21 Having so roused their courage by these words that they were ready to die for the laws and their country, he then divided his army roughly into four,
22 putting his brothers, Simon, Joseph and Jonathan in command of one division each, and assigning them fifteen hundred men apiece.
23 Next, he ordered Esdrias[*a], to read the sacred book aloud, and gave them their watchword ‘Help from God’; then he put himself at the head of the first division and joined battle with Nicanor.
24 With the Almighty for their ally, they slaughtered over nine thousand of the enemy, wounded and crippled the greater part of Nicanor’s army and put them all to flight.
25 The money of their prospective purchasers fell into their hands. After pursuing them for a good while, they turned back, since time was pressing:
26 it was the eve of the sabbath, and for that reason they did not prolong their pursuit.
27 They collected the enemy’s weapons and stripped them of their spoils, and then celebrated the sabbath with heartfelt praise and thanks to the Lord, who had reserved that day for distilling on them the first dew of his mercy.
28 when the sabbath was over they distributed some of the booty among the victims of the persecution and the widows and orphans; the rest they divided among themselves and their children.
29 They then joined in public supplication, imploring the merciful Lord to be fully reconciled with his servants.
The defeat of Timotheus and Bacchides
30 They also challenged the forces of Timotheus and Bacchides and wiped out over twenty thousand of them, gaining possession of several high fortresses. They divided their enormous booty into two equal shares, one for themselves, the other for the victims of the persecution and the orphans and widows, not forgetting the aged.
31 They carefully collected the enemy’s weapons and stored them in convenient places. The rest of the spoils they took to Jerusalem.
32 They killed the officer commanding Timotheus’ bodyguard, an extremely wicked man who had done great harm to the Jews.

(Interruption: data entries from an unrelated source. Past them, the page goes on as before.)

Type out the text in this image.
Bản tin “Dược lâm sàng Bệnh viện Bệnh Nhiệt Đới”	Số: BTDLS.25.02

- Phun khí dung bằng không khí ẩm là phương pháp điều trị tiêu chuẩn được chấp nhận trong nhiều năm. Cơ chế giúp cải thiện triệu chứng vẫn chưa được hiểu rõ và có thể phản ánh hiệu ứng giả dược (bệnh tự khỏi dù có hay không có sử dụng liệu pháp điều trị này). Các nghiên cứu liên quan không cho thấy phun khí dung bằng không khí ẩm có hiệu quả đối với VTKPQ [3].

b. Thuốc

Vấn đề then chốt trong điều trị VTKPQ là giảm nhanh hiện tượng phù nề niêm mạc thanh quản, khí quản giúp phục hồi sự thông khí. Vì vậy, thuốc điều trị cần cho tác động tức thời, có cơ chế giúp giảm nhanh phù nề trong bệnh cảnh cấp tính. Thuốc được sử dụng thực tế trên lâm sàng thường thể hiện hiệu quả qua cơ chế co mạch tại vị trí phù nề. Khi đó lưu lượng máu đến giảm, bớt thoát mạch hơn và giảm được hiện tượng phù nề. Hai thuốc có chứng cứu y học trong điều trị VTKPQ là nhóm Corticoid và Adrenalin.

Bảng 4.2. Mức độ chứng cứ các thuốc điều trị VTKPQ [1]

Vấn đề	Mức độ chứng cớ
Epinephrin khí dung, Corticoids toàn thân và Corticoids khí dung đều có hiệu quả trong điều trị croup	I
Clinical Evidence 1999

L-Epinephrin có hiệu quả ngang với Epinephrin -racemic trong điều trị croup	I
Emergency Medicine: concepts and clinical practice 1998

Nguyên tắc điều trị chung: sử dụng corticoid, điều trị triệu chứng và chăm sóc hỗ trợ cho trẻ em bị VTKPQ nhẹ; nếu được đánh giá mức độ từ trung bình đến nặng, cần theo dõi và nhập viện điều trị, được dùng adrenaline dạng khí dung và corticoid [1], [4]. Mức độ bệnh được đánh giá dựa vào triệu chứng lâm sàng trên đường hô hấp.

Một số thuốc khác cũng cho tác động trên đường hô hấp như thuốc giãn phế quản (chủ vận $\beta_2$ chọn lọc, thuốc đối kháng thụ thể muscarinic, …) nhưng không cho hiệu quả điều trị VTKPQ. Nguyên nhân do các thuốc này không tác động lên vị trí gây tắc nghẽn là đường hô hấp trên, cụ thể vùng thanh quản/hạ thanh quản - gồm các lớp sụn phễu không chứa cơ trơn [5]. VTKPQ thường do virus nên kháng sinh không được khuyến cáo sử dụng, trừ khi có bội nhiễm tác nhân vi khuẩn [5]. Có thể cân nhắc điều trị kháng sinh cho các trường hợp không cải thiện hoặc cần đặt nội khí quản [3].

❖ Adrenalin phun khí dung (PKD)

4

33 In the course of their victory celebrations in Jerusalem they burned the men that had fired the holy gates, who with Callisthenes had taken refuge in one small house; so these received a fitting reward for the sacrilege.
The flight and testimony of Nicanor
34 The triple-dyed scoundrel Nicanor, who had brought the thousand merchants to buy the Jews,
35 finding himself humbled, with the Lord’s help, by men he had himself reckoned as of very little account, stripped off his robes of state, and made his way across country unaccompanied, like a runaway slave, reaching Antioch by a singular stroke of fortune, considering that his army was destroyed.
36 Thus the man who had promised the Romans to make good their tribute money by selling the prisoners from Jerusalem testified that the Jews had a defender, and that on this account the Jews were invulnerable, because they followed the laws which that defender had ordained.